It this cursed? Is this totally valid? Only way to know is to use it in prod.

Recently at work, we came across an issue that felt easy, but in CPP is not. We have a collection of classes that need to define a method to serialize themselves to JSON, and we wanted to be sure that all fields in the class were accounted for. Of course, we know better than to trust ourselves, so we were trying to think of automated ways to enforce this property.Unfortunately, our codebase is in C++, and since there’s no mechanism for reflection, it’s simply impossible. In the end, we decided not to enforce it in any way, but it got my mind churning - surely someone else has solved this problem right?
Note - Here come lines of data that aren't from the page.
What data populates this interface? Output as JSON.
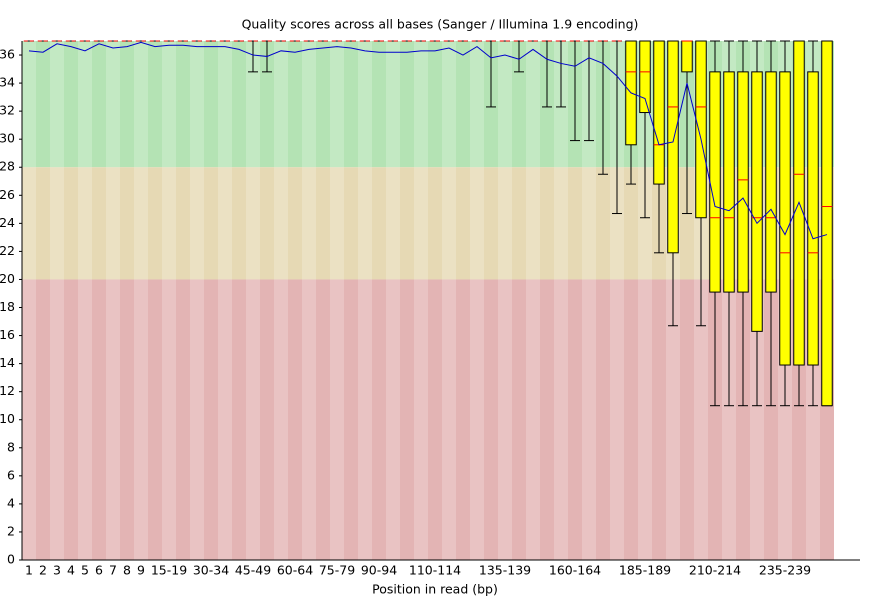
{
  "chart_data": {
    "type": "box",
    "title": "Quality scores across all bases (Sanger / Illumina 1.9 encoding)",
    "x_label": "Position in read (bp)",
    "categories": [
      "1",
      "2",
      "3",
      "4",
      "5",
      "6",
      "7",
      "8",
      "9",
      null,
      "15-19",
      null,
      null,
      "30-34",
      null,
      null,
      "45-49",
      null,
      null,
      "60-64",
      null,
      null,
      "75-79",
      null,
      null,
      "90-94",
      null,
      null,
      null,
      "110-114",
      null,
      null,
      null,
      null,
      "135-139",
      null,
      null,
      null,
      null,
      "160-164",
      null,
      null,
      null,
      null,
      "185-189",
      null,
      null,
      null,
      null,
      "210-214",
      null,
      null,
      null,
      null,
      "235-239",
      null,
      null,
      null
    ],
    "ylim": [
      0,
      37
    ],
    "yticks": [
      0,
      2,
      4,
      6,
      8,
      10,
      12,
      14,
      16,
      18,
      20,
      22,
      24,
      26,
      28,
      30,
      32,
      34,
      36
    ],
    "zones": [
      {
        "from": 28,
        "to": 37,
        "color": "#b4e3b4"
      },
      {
        "from": 20,
        "to": 28,
        "color": "#e6d9b4"
      },
      {
        "from": 0,
        "to": 20,
        "color": "#e3b4b4"
      }
    ],
    "box_color": "#ffff00",
    "median_color": "#ff0000",
    "mean_color": "#0000cc",
    "lower_whiskers": [
      37,
      37,
      37,
      37,
      37,
      37,
      37,
      37,
      37,
      37,
      37,
      37,
      37,
      37,
      37,
      37,
      34.8,
      34.8,
      37,
      37,
      37,
      37,
      37,
      37,
      37,
      37,
      37,
      37,
      37,
      37,
      37,
      37,
      37,
      32.3,
      37,
      34.8,
      37,
      32.3,
      32.3,
      29.9,
      29.9,
      27.5,
      24.7,
      26.8,
      24.4,
      21.9,
      16.7,
      24.7,
      16.7,
      11,
      11,
      11,
      11,
      11,
      11,
      11,
      11,
      11
    ],
    "lower_quartiles": [
      37,
      37,
      37,
      37,
      37,
      37,
      37,
      37,
      37,
      37,
      37,
      37,
      37,
      37,
      37,
      37,
      37,
      37,
      37,
      37,
      37,
      37,
      37,
      37,
      37,
      37,
      37,
      37,
      37,
      37,
      37,
      37,
      37,
      37,
      37,
      37,
      37,
      37,
      37,
      37,
      37,
      37,
      37,
      29.6,
      31.9,
      26.8,
      21.9,
      34.8,
      24.4,
      19.1,
      19.1,
      19.1,
      16.3,
      19.1,
      13.9,
      13.9,
      13.9,
      11
    ],
    "medians": [
      37,
      37,
      37,
      37,
      37,
      37,
      37,
      37,
      37,
      37,
      37,
      37,
      37,
      37,
      37,
      37,
      37,
      37,
      37,
      37,
      37,
      37,
      37,
      37,
      37,
      37,
      37,
      37,
      37,
      37,
      37,
      37,
      37,
      37,
      37,
      37,
      37,
      37,
      37,
      37,
      37,
      37,
      37,
      34.8,
      34.8,
      29.6,
      32.3,
      37,
      32.3,
      24.4,
      24.4,
      27.1,
      24.4,
      24.4,
      21.9,
      27.5,
      21.9,
      25.2
    ],
    "upper_quartiles": [
      37,
      37,
      37,
      37,
      37,
      37,
      37,
      37,
      37,
      37,
      37,
      37,
      37,
      37,
      37,
      37,
      37,
      37,
      37,
      37,
      37,
      37,
      37,
      37,
      37,
      37,
      37,
      37,
      37,
      37,
      37,
      37,
      37,
      37,
      37,
      37,
      37,
      37,
      37,
      37,
      37,
      37,
      37,
      37,
      37,
      37,
      37,
      37,
      37,
      34.8,
      34.8,
      34.8,
      34.8,
      34.8,
      34.8,
      37,
      34.8,
      37
    ],
    "upper_whiskers": [
      37,
      37,
      37,
      37,
      37,
      37,
      37,
      37,
      37,
      37,
      37,
      37,
      37,
      37,
      37,
      37,
      37,
      37,
      37,
      37,
      37,
      37,
      37,
      37,
      37,
      37,
      37,
      37,
      37,
      37,
      37,
      37,
      37,
      37,
      37,
      37,
      37,
      37,
      37,
      37,
      37,
      37,
      37,
      37,
      37,
      37,
      37,
      37,
      37,
      37,
      37,
      37,
      37,
      37,
      37,
      37,
      37,
      37
    ],
    "means": [
      36.3,
      36.2,
      36.8,
      36.6,
      36.3,
      36.8,
      36.5,
      36.6,
      36.9,
      36.6,
      36.7,
      36.7,
      36.6,
      36.6,
      36.6,
      36.4,
      36.0,
      35.9,
      36.3,
      36.2,
      36.4,
      36.5,
      36.6,
      36.5,
      36.3,
      36.2,
      36.2,
      36.2,
      36.3,
      36.3,
      36.5,
      36.0,
      36.6,
      35.8,
      36.0,
      35.7,
      36.4,
      35.7,
      35.4,
      35.2,
      35.8,
      35.4,
      34.5,
      33.3,
      32.9,
      29.6,
      29.8,
      34.0,
      30.0,
      25.2,
      24.9,
      25.8,
      24.0,
      25.0,
      23.2,
      25.5,
      22.9,
      23.2
    ]
  }
}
And they have - far better than the method I’m about to detail below, but there’s projects like tsmp which are built for exactly this. tsmp is implemented as a clang tool, which is cool, but I felt like this could be done with my all time favorite C/C++ feature - the preprocessor. So I played around with some sample programs, and it’s actually not that bad!

Before I show my solution to this, you’ll need to understand a relatively common C/C++ preprocessor technique - x lists.

X Lists

X Lists allows one to define some ordered collection of data, and then operate on it multiple times. It’s basically a way of having a list of syntax fragments and then running for-each over it. The trick is to refer to an undefined macro X which becomes a user-suppliable callback.

For example, let’s say I want to build some kind of interactive CLI interface that controls a counter. There’s three commands:

• quit - closes the program
• inc - increments the counter
• get - prints the current counter value

To implement this, I could use an x-list like the following example

#define CommandList \
  X(quit)           \
  X(inc)            \
  X(get)

Now, for each of my commands, I define a callback:

size_t counter = 0;

void handle_quit() {
  exit(0);
}

void handle_inc() {
  counter++;
}

void handle_get() {
  printf("The counter is %zu\n", counter);
}

Finally, we get input from the user:

int main() {
   while (true) {
     auto line = readline();
     // TODO get the appropriate callback
   }
}

Now we could write some if statements comparing every line to each of our commands, but that’s tedious (and error-prone). Instead, we can use our X list!

int main() {
   while (true) {
     auto line = readline();

     if (false) {}
#define X(name) else if (line == #name) { handle_##name(); }
    CommandList;
#undef X
   }
}

Which expands to:

int main() {
   while (true) {
     auto line = readline();

     if (false) {}
     else if (line == "quit") { handle_quit(); }
     else if (line == "inc") { handle_inc(); }
     else if (line == "get") { handle_get(); }
   }
}

What if we also want to introduce a new command - “help” that prints out unique help text for each option? Well, we can go back and modify our X list:

#define CommandList                          \
  X(quit, "closes the program")              \
  X(inc, "increments the counter")           \
  X(get, "prints the current counter value") \
  X(help, "list available commands")

And then our main function, to ignore the descriptions:

...
     if (false) {}
#define X(name, _) else if (line == #name) { handle_##name(); }
...

And all that’s left now is to add our new callback. Since help needs to list all commands, we can use another X macro!

void handle_help() {
  printf("Counter - a simple CLI counter program\n");
  printf("  available commands:\n");
#define X(name, desc) printf("    %s - %s", name, desc);
  CommandList;
#undef X
}

Which will print:

Counter - a simple CLI counter program
  available commands:
    quit - closes the program
    inc - increments the counter
    get - prints the current counter value
    help - list available commands

While this could have been done without X lists, it certainly made things easier. For larger programs where you have many more options, the benefits of this approach becomes more apparent.

Using X Lists to implement Reflection

While thinking about c++’s lack of reflection, I realized that defining types with X lists would give us exactly what we need. We can store the name of a struct field and it’s type, and then retrieve that in other places where we need to iterate over all the members. Let’s look at a small example where we print out the name of every field:

#define DefineField(name, type...) type name;

#define FooFields   \
  X(x, int)         \
  X(y, std::string) \
  X(z, float)

struct Foo {
// Variadic argument for type in case the expression is some complex template
#define X(name, type...) DefineField(name, type);
  FooFields
#undef X
};

Now, to print out every field, we can simply do:

void printFooFields(const Foo& f) {
#define X(name, _) std::cout << #name << " " << f.name << std::endl;
  FooFields;
#undef X
}

This way when ever you update the list of members of Foo, you don’t need to remember to update printFooFields

Using this approach, I’ve made a bigger example where I implement a pretty printer for structs, click here to see it!

Conclusion

This is a viable way to implement reflection in C++, and it’s honestly not even that cursed. However, it does restrict how you define and add member variables to your structs, which I could see becoming messy. I’m not sure I want to introduce this to our codebase at work, but I could see myself doing this for smaller projects and being perfectly happy with it.